Revue « Communiquer oui mais comment » (C.D.D.P. du Var)
Hameline « Les objectifs pédagogiques » (E.S.F.)
Philippe Perrenoud in Savoirs et savoir-faire (Entretiens Nathan)
Dictionnaire de l’éducation et de la formation (Nathan)
Eduquer et former (Ed. Sciences Humaines)
Dabène in Apprendre/Enseigner à produire des textes (De Boeck)
5) Commentaires
La notion de compétence est d’un très grand intérêt pour les praticiens de la pédagogie coopérative. Si l’on considère que le développement de la personne et la formation du citoyen sont bien les finalités de l’Ecole (Charte ; art 1) alors il faut avoir pour ambition l’acquisition par tous les élèves des compétences de haut niveau dont parle Ph. Perrenoud car pour continuer à se former toute leur vie, pour gérer demain un monde difficile et complexe, il leur faudra de telles compétences.
Or il est certain que toutes les activités, toutes les démarches caractéristiques d’une classe coopérative et l’esprit qui y règne contribuent à la construction de ces compétences.
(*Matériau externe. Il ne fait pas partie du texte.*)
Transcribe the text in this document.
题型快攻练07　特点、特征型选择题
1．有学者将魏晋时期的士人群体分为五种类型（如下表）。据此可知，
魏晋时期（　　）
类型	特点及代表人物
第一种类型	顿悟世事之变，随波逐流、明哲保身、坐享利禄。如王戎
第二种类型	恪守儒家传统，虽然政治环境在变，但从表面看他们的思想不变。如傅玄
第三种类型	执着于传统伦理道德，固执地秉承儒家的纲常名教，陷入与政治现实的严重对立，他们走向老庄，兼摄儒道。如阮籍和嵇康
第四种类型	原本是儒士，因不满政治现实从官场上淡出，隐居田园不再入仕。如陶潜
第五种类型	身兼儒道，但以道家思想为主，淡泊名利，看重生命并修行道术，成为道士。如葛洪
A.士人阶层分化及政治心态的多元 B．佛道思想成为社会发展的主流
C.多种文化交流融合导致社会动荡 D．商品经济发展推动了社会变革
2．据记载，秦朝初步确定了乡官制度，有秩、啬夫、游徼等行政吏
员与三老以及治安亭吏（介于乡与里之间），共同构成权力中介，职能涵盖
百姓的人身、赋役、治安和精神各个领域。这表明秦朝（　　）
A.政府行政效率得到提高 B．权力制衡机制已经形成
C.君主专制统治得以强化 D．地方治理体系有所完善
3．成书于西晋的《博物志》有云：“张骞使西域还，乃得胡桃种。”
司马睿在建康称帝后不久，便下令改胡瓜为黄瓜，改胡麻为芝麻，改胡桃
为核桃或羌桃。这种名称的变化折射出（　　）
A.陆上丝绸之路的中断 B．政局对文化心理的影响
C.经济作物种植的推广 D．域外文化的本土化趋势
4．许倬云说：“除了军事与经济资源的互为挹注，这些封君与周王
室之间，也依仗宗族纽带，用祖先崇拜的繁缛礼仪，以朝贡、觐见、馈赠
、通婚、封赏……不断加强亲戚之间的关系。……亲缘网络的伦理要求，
Dans une classe coopérative dont les objectifs ne se limitent pas à l’acquisition des savoirs procéduraux, de véritables compétences se construisent grâce à la réalisation de projets qui s’appuient sur les interactions, placent les enfants devant des situations singulières et complexes, les conduisent à inventer, à construire des réponses aux difficultés rencontrées sans les puiser dans un répertoire de réponses toutes faites. Et c’est grâce à ces multiples processus de décontextualisation, offerts par la réalisation de projets, que la classe coopérative démocratise l’accès aux véritables compétences.
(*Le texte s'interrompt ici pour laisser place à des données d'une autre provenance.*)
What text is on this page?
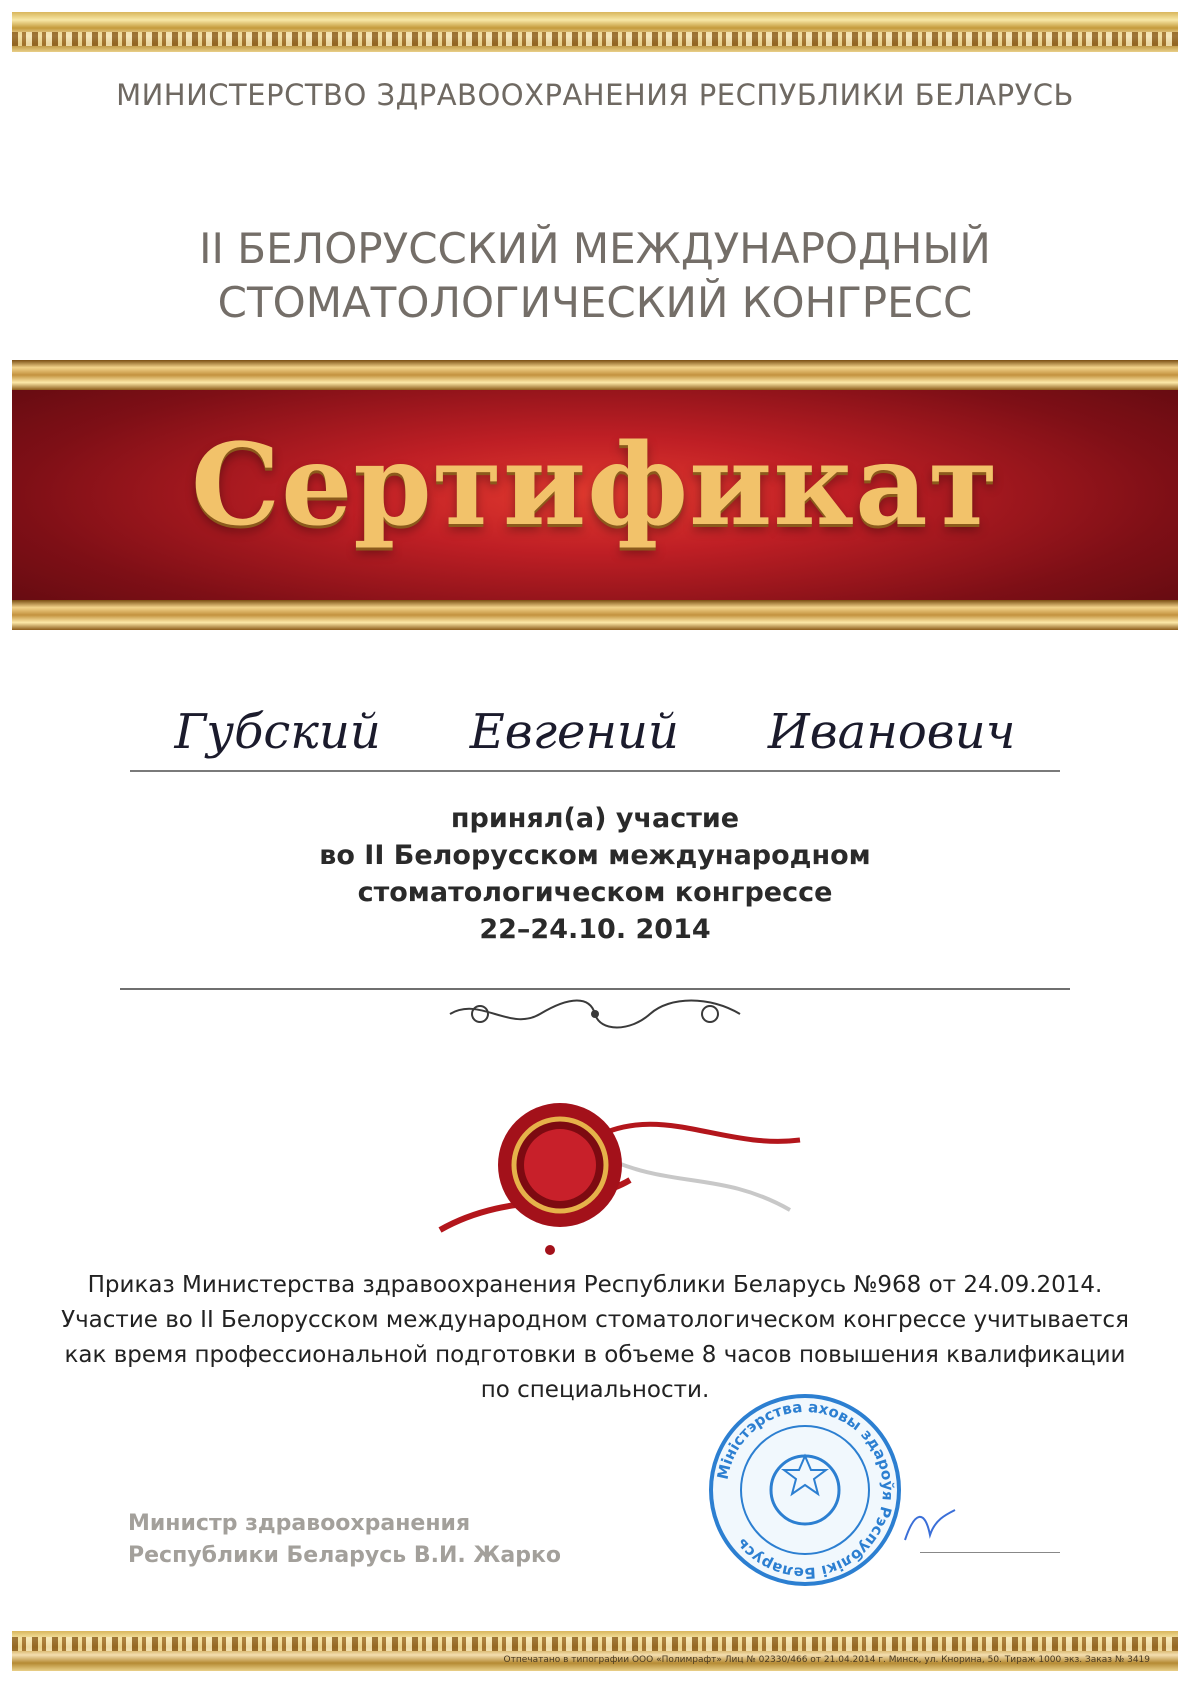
МИНИСТЕРСТВО ЗДРАВООХРАНЕНИЯ РЕСПУБЛИКИ БЕЛАРУСЬ
II БЕЛОРУССКИЙ МЕЖДУНАРОДНЫЙ
СТОМАТОЛОГИЧЕСКИЙ КОНГРЕСС
Сертификат
Губский Евгений Иванович
принял(а) участие
во II Белорусском международном
стоматологическом конгрессе
22–24.10. 2014
Приказ Министерства здравоохранения Республики Беларусь №968 от 24.09.2014.
Участие во II Белорусском международном стоматологическом конгрессе учитывается
как время профессиональной подготовки в объеме 8 часов повышения квалификации
по специальности.
Министр здравоохранения
Республики Беларусь В.И. Жарко
Міністэрства аховы здароўя Рэспублікі Беларусь
Отпечатано в типографии ООО «Полимрафт» Лиц № 02330/466 от 21.04.2014 г. Минск, ул. Кнорина, 50. Тираж 1000 экз. Заказ № 3419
Si l’on examine (§ 4) le tableau des compétences de haut niveau et la liste des compétences dont auraient besoin les étudiants à l’entrée à l’Université, on s’aperçoit qu’elles sont déjà en grande partie, prises en compte, mises en œuvre, en cours de construction dès l’école primaire grâce aux démarches et à l’esprit coopératifs.